Parmelin Guy · Bundesrat · 2023-06-07
Parmelin Guy · Bundesrat · Waadt · 2023-06-07
Wortprotokoll
Nous nous trouvons ici devant deux concepts: le concept développé par M. Wicki et le concept du Conseil fédéral et de la majorité de la commission. Tout comme la majorité de la commission, le Conseil fédéral rejette la création d'un organe de contrôle indépendant.
Le Conseil fédéral estime que les processus existants offrent déjà de nombreuses possibilités pour un contrôle. C'est le cas notamment au sein de l'administration, dans les procédures standards pour traiter les dossiers du Conseil fédéral: nous avons les procédures de consultation externe, qui offrent également l'opportunité à tout un chacun de contrôler que les conséquences d'un projet réglementaire sont présentées de manière transparente et correcte, et, de même - cela a été dit durant la discussion -, le Parlement peut exiger de meilleures estimations s'il n'est pas satisfait d'un message du Conseil fédéral. La création d'une nouvelle structure parallèle ne nous semble donc pas adaptée pour améliorer l'efficacité administrative, et, surtout, l'utilité d'un tel organe ne permet pas de justifier ses coûts et les modifications institutionnelles qui l'accompagnent.
Peut-être encore quelques mots: plusieurs personnes se réfèrent, quand on parle d'un organe de contrôle externe, au "nationaler Normenkontrollrat" allemand. Nous avons un peu analysé ce dont il s'agit: plusieurs autorités de contrôle ont été examinées, en Allemagne, mais aussi ailleurs, et ce "Normenkontrollrat" est composé de dix membres "bénévoles", mais qui ont une indemnité forfaitaire de 25[NB]000 à 30[NB]000 euros chacun. Auparavant, ils étaient soumis au "Bundeskanzleramt"; depuis 2022, ils sont sous la compétence du "Bundesministerium der Justiz". C'est une autorité qu'on peut qualifier de légère, mais cela ne signifie pas qu'il n'y a pas d'activité de contrôle. Ce qui est intéressant, c'est que ce "Normenkontrollrat" fait effectuer ce travail de contrôle par les ministères.
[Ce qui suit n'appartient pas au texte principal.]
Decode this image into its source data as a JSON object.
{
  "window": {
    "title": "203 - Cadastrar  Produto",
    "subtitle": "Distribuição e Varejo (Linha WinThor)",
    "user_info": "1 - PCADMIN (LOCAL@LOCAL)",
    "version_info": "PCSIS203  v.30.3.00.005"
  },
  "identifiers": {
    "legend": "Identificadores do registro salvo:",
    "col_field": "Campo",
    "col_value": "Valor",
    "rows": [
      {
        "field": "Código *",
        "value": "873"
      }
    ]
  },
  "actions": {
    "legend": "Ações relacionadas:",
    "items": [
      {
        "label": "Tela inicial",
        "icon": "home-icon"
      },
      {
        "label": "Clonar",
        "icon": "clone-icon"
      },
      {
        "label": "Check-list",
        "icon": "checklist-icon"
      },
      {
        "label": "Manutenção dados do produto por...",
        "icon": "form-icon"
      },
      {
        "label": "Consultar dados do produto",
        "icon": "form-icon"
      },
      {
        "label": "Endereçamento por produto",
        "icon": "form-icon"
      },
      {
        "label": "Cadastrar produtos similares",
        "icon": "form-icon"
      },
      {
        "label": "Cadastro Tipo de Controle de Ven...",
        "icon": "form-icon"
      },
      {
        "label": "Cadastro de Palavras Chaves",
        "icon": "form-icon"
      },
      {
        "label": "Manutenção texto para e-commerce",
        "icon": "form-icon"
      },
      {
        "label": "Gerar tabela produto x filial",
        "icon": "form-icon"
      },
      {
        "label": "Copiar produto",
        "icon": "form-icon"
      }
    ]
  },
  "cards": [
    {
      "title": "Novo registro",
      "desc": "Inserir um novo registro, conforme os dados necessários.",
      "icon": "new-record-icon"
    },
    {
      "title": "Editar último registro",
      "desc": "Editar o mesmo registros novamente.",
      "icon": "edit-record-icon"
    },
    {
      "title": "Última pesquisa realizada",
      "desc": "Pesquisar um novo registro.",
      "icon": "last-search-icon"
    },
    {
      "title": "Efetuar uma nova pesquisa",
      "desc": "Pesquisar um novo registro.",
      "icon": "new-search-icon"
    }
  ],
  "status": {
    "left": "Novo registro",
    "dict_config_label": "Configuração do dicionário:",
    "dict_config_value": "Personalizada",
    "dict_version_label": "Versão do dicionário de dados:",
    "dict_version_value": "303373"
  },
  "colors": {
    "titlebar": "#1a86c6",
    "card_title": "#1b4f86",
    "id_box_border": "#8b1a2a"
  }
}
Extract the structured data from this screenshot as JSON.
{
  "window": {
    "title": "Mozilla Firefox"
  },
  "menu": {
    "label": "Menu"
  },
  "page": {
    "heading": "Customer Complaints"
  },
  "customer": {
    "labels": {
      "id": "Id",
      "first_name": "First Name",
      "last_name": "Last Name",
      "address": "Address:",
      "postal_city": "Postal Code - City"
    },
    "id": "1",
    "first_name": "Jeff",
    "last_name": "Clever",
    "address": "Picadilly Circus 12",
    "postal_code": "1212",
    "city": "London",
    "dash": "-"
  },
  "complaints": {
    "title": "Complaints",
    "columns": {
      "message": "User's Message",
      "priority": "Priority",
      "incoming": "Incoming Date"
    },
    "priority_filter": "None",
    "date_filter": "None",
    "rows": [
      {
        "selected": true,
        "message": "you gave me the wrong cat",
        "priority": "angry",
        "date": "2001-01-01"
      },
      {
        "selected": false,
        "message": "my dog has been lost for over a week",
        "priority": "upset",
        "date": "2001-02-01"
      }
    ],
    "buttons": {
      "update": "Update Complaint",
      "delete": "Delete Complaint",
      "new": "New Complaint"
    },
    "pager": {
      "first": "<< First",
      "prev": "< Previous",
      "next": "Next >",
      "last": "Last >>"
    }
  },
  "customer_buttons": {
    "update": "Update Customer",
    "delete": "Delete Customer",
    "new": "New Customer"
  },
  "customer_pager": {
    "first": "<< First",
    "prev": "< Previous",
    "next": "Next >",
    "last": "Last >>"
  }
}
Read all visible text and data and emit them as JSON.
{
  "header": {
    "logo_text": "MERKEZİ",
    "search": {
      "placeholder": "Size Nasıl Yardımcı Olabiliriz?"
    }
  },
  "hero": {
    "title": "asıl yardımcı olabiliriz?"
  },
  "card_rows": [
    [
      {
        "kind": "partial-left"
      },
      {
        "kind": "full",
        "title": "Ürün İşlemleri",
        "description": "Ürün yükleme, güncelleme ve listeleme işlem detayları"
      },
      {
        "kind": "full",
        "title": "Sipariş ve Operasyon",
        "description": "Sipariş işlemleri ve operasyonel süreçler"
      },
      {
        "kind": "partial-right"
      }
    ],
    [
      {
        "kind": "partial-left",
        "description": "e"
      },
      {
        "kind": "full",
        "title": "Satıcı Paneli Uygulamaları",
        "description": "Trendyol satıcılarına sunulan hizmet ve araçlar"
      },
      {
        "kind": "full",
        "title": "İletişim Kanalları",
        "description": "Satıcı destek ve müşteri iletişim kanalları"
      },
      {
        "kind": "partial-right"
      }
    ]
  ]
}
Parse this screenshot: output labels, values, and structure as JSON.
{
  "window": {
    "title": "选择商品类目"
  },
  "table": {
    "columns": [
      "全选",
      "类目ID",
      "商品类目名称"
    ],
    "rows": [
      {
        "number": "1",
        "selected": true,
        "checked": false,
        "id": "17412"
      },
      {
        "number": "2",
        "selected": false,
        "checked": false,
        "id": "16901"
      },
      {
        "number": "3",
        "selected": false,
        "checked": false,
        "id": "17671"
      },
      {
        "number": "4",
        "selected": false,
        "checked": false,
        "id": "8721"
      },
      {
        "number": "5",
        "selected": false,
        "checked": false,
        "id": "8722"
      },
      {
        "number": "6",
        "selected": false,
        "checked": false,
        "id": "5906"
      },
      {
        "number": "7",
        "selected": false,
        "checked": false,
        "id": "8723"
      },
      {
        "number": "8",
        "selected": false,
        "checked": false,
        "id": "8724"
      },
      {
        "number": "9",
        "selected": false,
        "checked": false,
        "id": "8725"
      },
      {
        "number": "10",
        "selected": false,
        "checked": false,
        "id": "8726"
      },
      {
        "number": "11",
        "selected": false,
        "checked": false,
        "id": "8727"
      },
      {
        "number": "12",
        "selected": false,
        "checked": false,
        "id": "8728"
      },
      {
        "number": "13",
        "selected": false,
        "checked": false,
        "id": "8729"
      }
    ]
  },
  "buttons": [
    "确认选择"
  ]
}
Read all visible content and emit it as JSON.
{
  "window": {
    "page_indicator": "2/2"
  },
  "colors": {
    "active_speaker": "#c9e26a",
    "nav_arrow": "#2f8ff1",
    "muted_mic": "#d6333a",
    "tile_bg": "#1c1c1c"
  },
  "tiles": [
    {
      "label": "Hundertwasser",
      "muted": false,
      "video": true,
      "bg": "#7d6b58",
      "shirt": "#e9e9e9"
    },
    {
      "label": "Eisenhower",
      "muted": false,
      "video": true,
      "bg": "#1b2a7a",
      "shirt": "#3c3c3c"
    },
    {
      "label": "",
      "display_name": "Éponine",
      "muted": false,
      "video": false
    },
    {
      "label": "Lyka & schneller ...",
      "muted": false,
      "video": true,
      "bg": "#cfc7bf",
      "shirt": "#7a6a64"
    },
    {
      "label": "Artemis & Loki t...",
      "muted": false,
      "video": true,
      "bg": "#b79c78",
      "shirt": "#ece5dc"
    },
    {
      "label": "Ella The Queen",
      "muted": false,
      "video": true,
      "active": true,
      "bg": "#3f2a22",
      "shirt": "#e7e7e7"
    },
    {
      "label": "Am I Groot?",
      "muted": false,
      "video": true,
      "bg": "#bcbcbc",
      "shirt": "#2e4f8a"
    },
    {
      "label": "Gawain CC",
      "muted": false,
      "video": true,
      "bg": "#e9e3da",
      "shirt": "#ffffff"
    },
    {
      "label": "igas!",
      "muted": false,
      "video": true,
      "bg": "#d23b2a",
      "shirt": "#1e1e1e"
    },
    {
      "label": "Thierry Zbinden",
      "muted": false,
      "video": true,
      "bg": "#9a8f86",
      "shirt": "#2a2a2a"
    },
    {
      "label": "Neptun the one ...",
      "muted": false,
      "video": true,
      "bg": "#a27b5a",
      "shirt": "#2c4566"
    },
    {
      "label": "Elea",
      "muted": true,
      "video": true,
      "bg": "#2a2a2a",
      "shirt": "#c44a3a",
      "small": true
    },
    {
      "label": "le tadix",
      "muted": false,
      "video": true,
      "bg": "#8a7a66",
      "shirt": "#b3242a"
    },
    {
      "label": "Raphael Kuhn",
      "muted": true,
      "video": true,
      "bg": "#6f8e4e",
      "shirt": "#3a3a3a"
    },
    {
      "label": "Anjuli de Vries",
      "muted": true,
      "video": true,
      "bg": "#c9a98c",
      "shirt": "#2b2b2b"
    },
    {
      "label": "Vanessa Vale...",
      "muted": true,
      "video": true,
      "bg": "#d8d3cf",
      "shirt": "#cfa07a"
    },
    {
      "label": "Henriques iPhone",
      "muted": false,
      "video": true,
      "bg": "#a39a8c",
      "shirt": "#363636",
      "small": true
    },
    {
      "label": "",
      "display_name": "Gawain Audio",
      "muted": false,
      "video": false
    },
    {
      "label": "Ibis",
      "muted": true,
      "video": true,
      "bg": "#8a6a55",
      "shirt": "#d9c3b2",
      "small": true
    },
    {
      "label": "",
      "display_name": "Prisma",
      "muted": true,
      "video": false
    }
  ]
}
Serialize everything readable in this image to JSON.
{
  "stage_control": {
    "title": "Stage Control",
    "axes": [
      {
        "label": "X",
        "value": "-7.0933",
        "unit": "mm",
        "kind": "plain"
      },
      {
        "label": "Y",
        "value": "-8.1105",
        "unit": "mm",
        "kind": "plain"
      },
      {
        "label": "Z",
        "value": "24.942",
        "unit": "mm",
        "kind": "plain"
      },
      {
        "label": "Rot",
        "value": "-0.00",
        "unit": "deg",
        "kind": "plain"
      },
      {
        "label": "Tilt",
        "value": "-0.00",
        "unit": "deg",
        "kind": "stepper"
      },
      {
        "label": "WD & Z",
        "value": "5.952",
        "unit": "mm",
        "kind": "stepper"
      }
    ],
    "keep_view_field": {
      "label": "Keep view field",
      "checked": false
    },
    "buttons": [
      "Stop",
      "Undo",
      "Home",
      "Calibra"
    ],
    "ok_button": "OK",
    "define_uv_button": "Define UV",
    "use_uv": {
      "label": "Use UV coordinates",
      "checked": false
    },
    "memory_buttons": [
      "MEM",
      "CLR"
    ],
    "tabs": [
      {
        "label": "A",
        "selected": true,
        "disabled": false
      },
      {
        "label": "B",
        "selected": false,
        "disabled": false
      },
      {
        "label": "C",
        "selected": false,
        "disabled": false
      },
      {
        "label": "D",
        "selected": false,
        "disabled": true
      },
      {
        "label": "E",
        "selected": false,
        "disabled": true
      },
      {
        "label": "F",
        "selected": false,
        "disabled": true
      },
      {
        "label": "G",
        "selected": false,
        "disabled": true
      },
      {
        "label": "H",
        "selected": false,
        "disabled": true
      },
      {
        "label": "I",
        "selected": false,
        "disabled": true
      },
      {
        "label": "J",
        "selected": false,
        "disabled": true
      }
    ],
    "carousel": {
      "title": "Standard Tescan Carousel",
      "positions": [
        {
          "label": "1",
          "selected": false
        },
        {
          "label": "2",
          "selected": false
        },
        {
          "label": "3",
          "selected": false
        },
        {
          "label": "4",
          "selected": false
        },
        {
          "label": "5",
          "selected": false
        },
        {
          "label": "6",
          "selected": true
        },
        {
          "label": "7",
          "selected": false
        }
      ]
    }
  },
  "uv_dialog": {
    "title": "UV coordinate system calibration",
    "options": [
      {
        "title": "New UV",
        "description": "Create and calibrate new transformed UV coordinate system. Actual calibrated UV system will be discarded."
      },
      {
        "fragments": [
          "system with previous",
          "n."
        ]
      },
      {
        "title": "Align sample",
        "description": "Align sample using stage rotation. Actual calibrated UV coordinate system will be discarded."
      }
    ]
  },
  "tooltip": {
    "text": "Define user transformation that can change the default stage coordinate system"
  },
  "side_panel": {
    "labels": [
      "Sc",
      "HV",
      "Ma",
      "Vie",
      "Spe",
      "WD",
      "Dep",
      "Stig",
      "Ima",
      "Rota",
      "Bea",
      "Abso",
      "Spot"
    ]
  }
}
Il y a des critiques: d'après les représentants de l'économie allemande, le "Normenkontrollrat" ne dispose pas des compétences nécessaires pour effectuer le travail comme il le devrait. Tous les projets de réglementation ne sont pas examinés et certains "Bundesländer" disposent de leur propre "Normenkontrollrat", par exemple le Bade-Wurtemberg, qui est une région d'importance économique majeure. On peut encore comprendre qu'il y ait une telle autorité en Allemagne, car ce pays ne dispose pas des mêmes processus ou instruments que la Suisse pour participer à l'élaboration d'une réglementation - j'ai cité la consultation des offices, les procédures de consultation extérieure, etc.
Pour toutes ces raisons, et après avoir encore analysé ceci un peu plus finement, je vous prie d'en rester au projet du Conseil fédéral et de suivre la majorité de la commission.